11/13/2015 16:57 EST | Updated 11/13/2016 00:12 EST

Wrong parents: some cases where babies have been switched at birth

DNA tests have confirmed that two men from a northern Manitoba First Nation were switched at birth 40 years ago. The two have called for an investigation into what caused the mix-up at a federally run hospital in Norway House in June 1975.

Some other cases where newborns were sent home with the wrong parents:

— In February 2015, a French court ordered a private clinic in the Riviera city of Cannes to pay out 400,000 euros each to two 20-year-old girls switched at birth.
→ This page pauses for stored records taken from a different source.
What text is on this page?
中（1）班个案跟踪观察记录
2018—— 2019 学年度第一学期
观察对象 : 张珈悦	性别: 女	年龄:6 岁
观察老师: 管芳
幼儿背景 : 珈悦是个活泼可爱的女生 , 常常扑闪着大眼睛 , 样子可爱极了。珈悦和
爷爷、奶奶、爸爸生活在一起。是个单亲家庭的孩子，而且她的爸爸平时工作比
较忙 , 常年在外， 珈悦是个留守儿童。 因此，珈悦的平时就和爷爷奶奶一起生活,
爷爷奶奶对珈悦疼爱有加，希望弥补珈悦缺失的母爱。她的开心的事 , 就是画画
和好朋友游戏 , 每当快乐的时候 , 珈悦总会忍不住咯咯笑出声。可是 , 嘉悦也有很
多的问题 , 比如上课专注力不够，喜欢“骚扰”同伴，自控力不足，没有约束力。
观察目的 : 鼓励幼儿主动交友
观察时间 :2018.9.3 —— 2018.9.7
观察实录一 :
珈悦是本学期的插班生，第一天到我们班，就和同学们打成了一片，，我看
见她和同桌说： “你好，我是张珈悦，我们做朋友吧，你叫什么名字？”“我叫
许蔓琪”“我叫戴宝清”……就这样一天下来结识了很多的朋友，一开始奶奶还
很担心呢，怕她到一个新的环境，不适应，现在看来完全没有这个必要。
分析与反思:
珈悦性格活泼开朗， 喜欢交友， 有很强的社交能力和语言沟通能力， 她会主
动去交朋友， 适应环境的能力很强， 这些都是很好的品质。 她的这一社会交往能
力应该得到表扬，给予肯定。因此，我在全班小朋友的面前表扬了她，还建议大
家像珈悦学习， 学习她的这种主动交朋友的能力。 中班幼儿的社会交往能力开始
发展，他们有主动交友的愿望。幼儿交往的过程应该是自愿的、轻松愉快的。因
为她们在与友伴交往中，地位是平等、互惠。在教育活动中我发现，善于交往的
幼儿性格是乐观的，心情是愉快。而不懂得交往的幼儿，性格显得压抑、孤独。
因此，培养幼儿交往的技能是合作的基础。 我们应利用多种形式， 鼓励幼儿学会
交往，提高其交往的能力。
A nurse's assistant had accidentally given baby Manon Serrano, who was in an incubator, to another mother after the girl's birth in July 1994, and gave the infant next to her to Sophie Serrano.

— In May 2014, a South African court approved an investigation into two baby girls mistakenly given to different mothers in 2010. The mothers ended up disagreeing over how to resolve the traumatic situation. One of them, who was single and unemployed, learned about the mistake while trying to get child support. 

— In October 2011, two Russian families with 12-year-old daughters won $100,000 each in compensation from a maternity home that mixed up the girls. The families learned about the switch after the former husband of Yuliya Belyayeva refused to support their daughter, Irina, because she didn't look like him. A DNA test revealed that neither of them was Irina's parent. An investigation tracked down Irina's biological father, Naimat Iskanderov, who had been raising Belyayeva's own child, Anna.

— In 2008, two Brazilian men, Dimas Aliprandi and Elton Plaster, learned they had been accidentally sent home with the wrong parents more than 20 years earlier. The discovery didn't bring bitterness or recrimination, but led to the creation of a bigger family. In 2010, they were living and working together with both sets of parents growing vegetables and coffee on a small farm in southeastern Brazil.

— In 1990, an 11-year-old Florida girl at the centre of a baby swap met the couple proven through genetic tests to be her parents. Kimberly Mays was born at a rural hospital in central Florida and went home with the wrong parents. At the time of the discovery, the girl she'd been switched with had died of a heart defect two years earlier.